A social comedy of manners like this can’t work if there isn’t escalation, and we definitely get it here. Craig is weird straight from the start — we meet him as he’s supporting Tami in a therapy group of her fellow cancer survivors, responding to her tentative admission that she’s scared of a recurrence with a baselessly confident “It’s naaaaaht coming baaaack” — but in his scenes with Austin, we can see him straining to be the kind of friend he thinks Austin wants. It’s obvious that the Marvel-loving nerd who tried to shoo his co-workers out of the way as he carried an overfull cup of coffee to a meeting and then struggled to drink it without spilling isn’t naturally an amateur boxer, dad band drummer or explorer of his town’s secret places, but the allure of Austin’s friendship is too enticing. 

When things fall apart, Craig’s efforts to heal the rift start out on a recognizably human, possibly even relatable way. He manufactures a pretext to “run into” Austin at work. He puts his brand-new drum kit in a wagon and pulls it over to Austin’s house. When these gambits fail, he tries making friends with guys at work the way Austin friend-seduced him and taking Tami on the same potentially dangerous adventure Craig enjoyed with Austin on their first night together. I won’t say how we get from there to Craig hitting up the 18-year-old cell phone store clerk for boutique hallucinogens, but trust me: the progression is illogically logical.

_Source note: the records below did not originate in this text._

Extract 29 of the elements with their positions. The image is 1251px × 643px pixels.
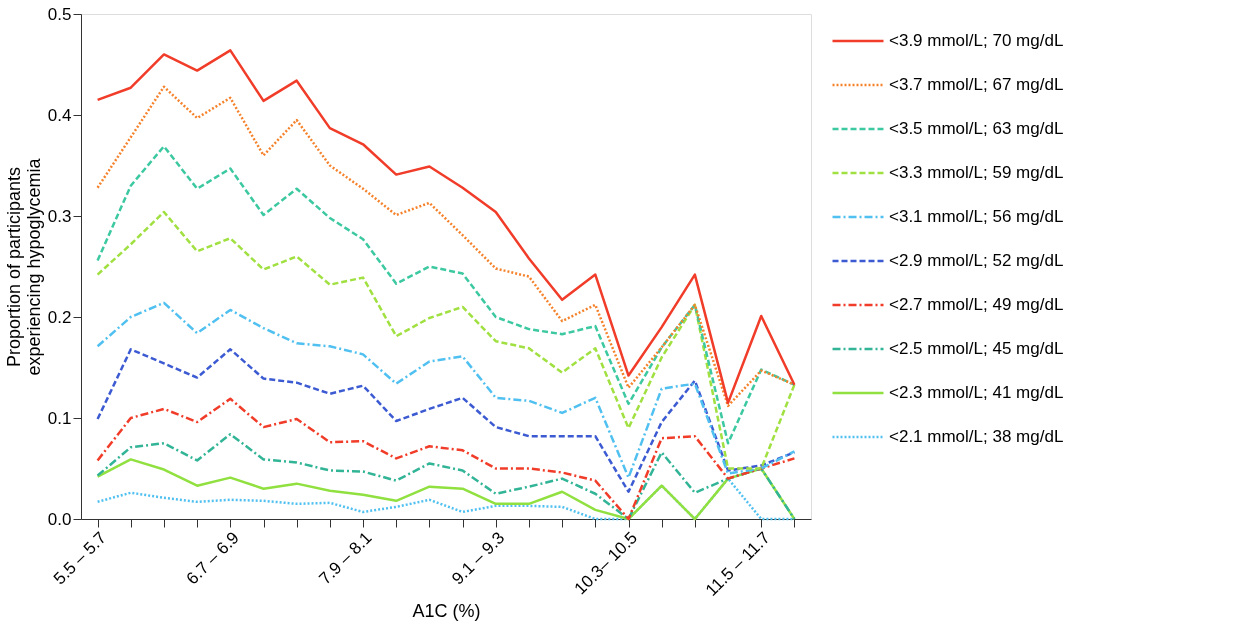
y-tick-label: 0.4 xyxy=(47,105,72,125)
y-tick-label: 0.0 xyxy=(47,509,72,529)
line-series xyxy=(96,301,796,479)
line-series xyxy=(96,145,796,445)
legend-label: <2.9 mmol/L; 52 mg/dL xyxy=(889,251,1064,270)
y-tick-label: 0.1 xyxy=(47,408,72,428)
y-tick-label: 0.2 xyxy=(47,307,72,327)
legend-label: <2.7 mmol/L; 49 mg/dL xyxy=(889,295,1064,314)
line-series xyxy=(96,210,796,470)
line-series xyxy=(96,397,796,521)
x-tick-label: 7.9 – 8.1 xyxy=(315,528,376,589)
legend-label: <2.3 mmol/L; 41 mg/dL xyxy=(889,383,1064,402)
legend-label: <3.7 mmol/L; 67 mg/dL xyxy=(889,75,1064,94)
legend-label: <3.3 mmol/L; 59 mg/dL xyxy=(889,163,1064,182)
x-tick-label: 6.7 – 6.9 xyxy=(182,528,243,589)
legend-label: <3.9 mmol/L; 70 mg/dL xyxy=(889,31,1064,50)
x-tick-label: 9.1 – 9.3 xyxy=(448,528,509,589)
legend-label: <3.5 mmol/L; 63 mg/dL xyxy=(889,119,1064,138)
y-axis-title: Proportion of participants experiencing hypoglycemia xyxy=(3,157,44,376)
line-series xyxy=(96,348,796,493)
line-series xyxy=(96,458,796,521)
legend-label: <3.1 mmol/L; 56 mg/dL xyxy=(889,207,1064,226)
legend-label: <2.5 mmol/L; 45 mg/dL xyxy=(889,339,1064,358)
y-tick-label: 0.3 xyxy=(47,206,72,226)
x-axis-title: A1C (%) xyxy=(412,601,481,622)
x-tick-label: 5.5 – 5.7 xyxy=(49,528,111,589)
line-series xyxy=(96,432,796,521)
y-tick-label: 0.5 xyxy=(47,4,72,24)
legend-label: <2.1 mmol/L; 38 mg/dL xyxy=(889,427,1064,446)
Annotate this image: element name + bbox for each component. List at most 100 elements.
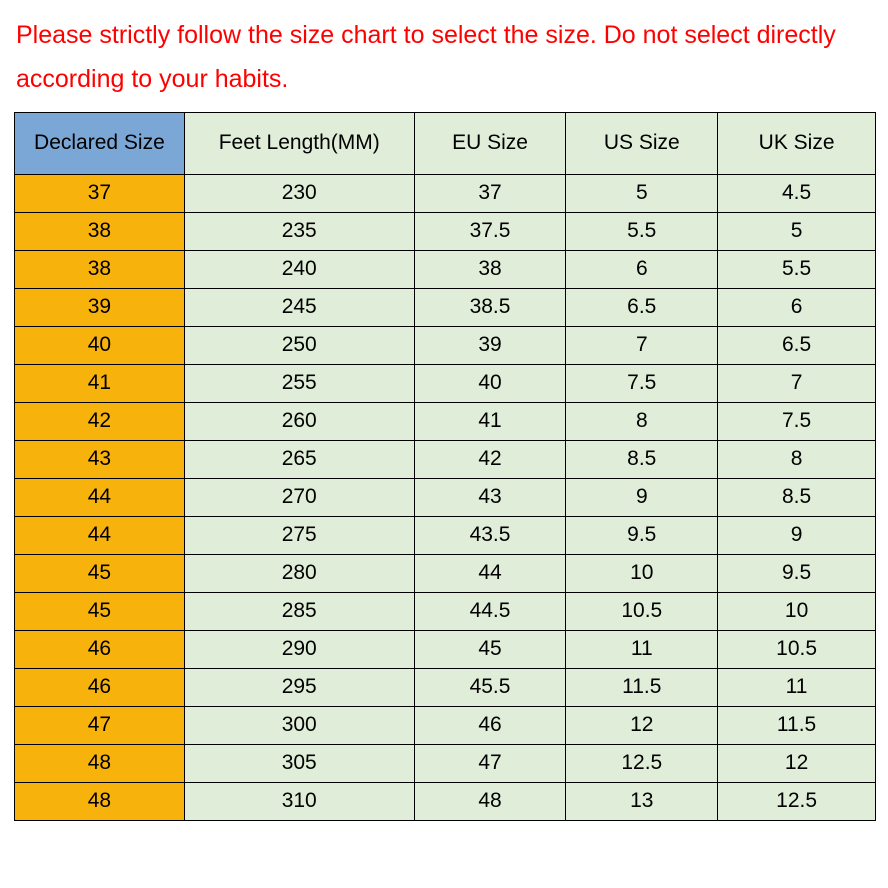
cell-us: 12.5 (566, 744, 718, 782)
cell-uk: 11 (718, 668, 876, 706)
table-row: 442704398.5 (15, 478, 876, 516)
cell-us: 9 (566, 478, 718, 516)
cell-feet: 240 (184, 250, 414, 288)
cell-feet: 245 (184, 288, 414, 326)
cell-declared: 45 (15, 592, 185, 630)
cell-feet: 295 (184, 668, 414, 706)
cell-feet: 235 (184, 212, 414, 250)
cell-us: 5 (566, 174, 718, 212)
cell-eu: 43.5 (414, 516, 566, 554)
cell-eu: 38.5 (414, 288, 566, 326)
table-body: 372303754.53823537.55.55382403865.539245… (15, 174, 876, 820)
cell-uk: 6.5 (718, 326, 876, 364)
cell-us: 5.5 (566, 212, 718, 250)
cell-uk: 9.5 (718, 554, 876, 592)
cell-us: 6.5 (566, 288, 718, 326)
table-row: 4629545.511.511 (15, 668, 876, 706)
cell-us: 6 (566, 250, 718, 288)
cell-declared: 43 (15, 440, 185, 478)
notice-text: Please strictly follow the size chart to… (14, 14, 874, 102)
cell-declared: 48 (15, 782, 185, 820)
cell-feet: 260 (184, 402, 414, 440)
cell-declared: 39 (15, 288, 185, 326)
table-row: 422604187.5 (15, 402, 876, 440)
cell-feet: 250 (184, 326, 414, 364)
cell-us: 10 (566, 554, 718, 592)
cell-us: 7 (566, 326, 718, 364)
cell-us: 11 (566, 630, 718, 668)
cell-feet: 275 (184, 516, 414, 554)
cell-declared: 41 (15, 364, 185, 402)
cell-eu: 45 (414, 630, 566, 668)
cell-us: 11.5 (566, 668, 718, 706)
header-us-size: US Size (566, 112, 718, 174)
cell-declared: 46 (15, 668, 185, 706)
cell-eu: 47 (414, 744, 566, 782)
table-row: 382403865.5 (15, 250, 876, 288)
cell-uk: 7.5 (718, 402, 876, 440)
cell-declared: 46 (15, 630, 185, 668)
cell-us: 7.5 (566, 364, 718, 402)
table-row: 483054712.512 (15, 744, 876, 782)
cell-eu: 48 (414, 782, 566, 820)
table-row: 48310481312.5 (15, 782, 876, 820)
cell-feet: 270 (184, 478, 414, 516)
cell-uk: 4.5 (718, 174, 876, 212)
cell-eu: 44 (414, 554, 566, 592)
table-row: 372303754.5 (15, 174, 876, 212)
cell-declared: 44 (15, 516, 185, 554)
cell-eu: 40 (414, 364, 566, 402)
cell-uk: 5 (718, 212, 876, 250)
cell-eu: 38 (414, 250, 566, 288)
cell-uk: 12.5 (718, 782, 876, 820)
cell-us: 8 (566, 402, 718, 440)
table-row: 3924538.56.56 (15, 288, 876, 326)
cell-uk: 10 (718, 592, 876, 630)
cell-us: 13 (566, 782, 718, 820)
header-uk-size: UK Size (718, 112, 876, 174)
table-header-row: Declared Size Feet Length(MM) EU Size US… (15, 112, 876, 174)
cell-us: 10.5 (566, 592, 718, 630)
table-row: 46290451110.5 (15, 630, 876, 668)
table-row: 43265428.58 (15, 440, 876, 478)
header-declared-size: Declared Size (15, 112, 185, 174)
cell-feet: 255 (184, 364, 414, 402)
cell-uk: 7 (718, 364, 876, 402)
cell-us: 9.5 (566, 516, 718, 554)
size-chart-table: Declared Size Feet Length(MM) EU Size US… (14, 112, 876, 821)
cell-uk: 8.5 (718, 478, 876, 516)
cell-uk: 10.5 (718, 630, 876, 668)
cell-feet: 265 (184, 440, 414, 478)
cell-uk: 6 (718, 288, 876, 326)
cell-eu: 37 (414, 174, 566, 212)
cell-uk: 5.5 (718, 250, 876, 288)
table-row: 402503976.5 (15, 326, 876, 364)
cell-us: 12 (566, 706, 718, 744)
cell-declared: 42 (15, 402, 185, 440)
cell-declared: 45 (15, 554, 185, 592)
cell-uk: 12 (718, 744, 876, 782)
cell-feet: 285 (184, 592, 414, 630)
cell-feet: 290 (184, 630, 414, 668)
cell-feet: 230 (184, 174, 414, 212)
cell-declared: 48 (15, 744, 185, 782)
cell-declared: 38 (15, 212, 185, 250)
cell-feet: 300 (184, 706, 414, 744)
cell-eu: 41 (414, 402, 566, 440)
cell-eu: 45.5 (414, 668, 566, 706)
cell-feet: 305 (184, 744, 414, 782)
cell-uk: 9 (718, 516, 876, 554)
cell-eu: 43 (414, 478, 566, 516)
table-row: 41255407.57 (15, 364, 876, 402)
cell-us: 8.5 (566, 440, 718, 478)
cell-feet: 280 (184, 554, 414, 592)
cell-eu: 44.5 (414, 592, 566, 630)
cell-eu: 42 (414, 440, 566, 478)
table-row: 3823537.55.55 (15, 212, 876, 250)
table-row: 47300461211.5 (15, 706, 876, 744)
cell-feet: 310 (184, 782, 414, 820)
table-row: 4427543.59.59 (15, 516, 876, 554)
cell-declared: 47 (15, 706, 185, 744)
table-row: 4528044109.5 (15, 554, 876, 592)
cell-eu: 39 (414, 326, 566, 364)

That said, while Craig is just the movie’s biggest freak, he’s not its only freak. Frequent Robinson collaborator Connor O’Malley makes a late appearance to show Craig isn’t alone in grinding a party to a halt with a speech that makes everyone uncomfortable. The guys Craig works with and tries to befriend — including one played by comic and musician Whitmer Thomas — have obviously been waiting for Craig’s status to drop low enough for them to unleash their bullying tendencies on him. Even Austin, Craig’s idol, has a shameful secret he’s concealing until, in a moment of Craig-ian ignominy, it’s revealed. 

Friendship actually does take its titular topic seriously. The male loneliness epidemic is real. Craig — someone who, before we met him, had to reckon with the possibility of losing his wife — clearly gets something important and meaningful from his time with Austin. He just pursues it with a myopic intensity that ruins his whole life. It’s what we count on Tim Robinson to do.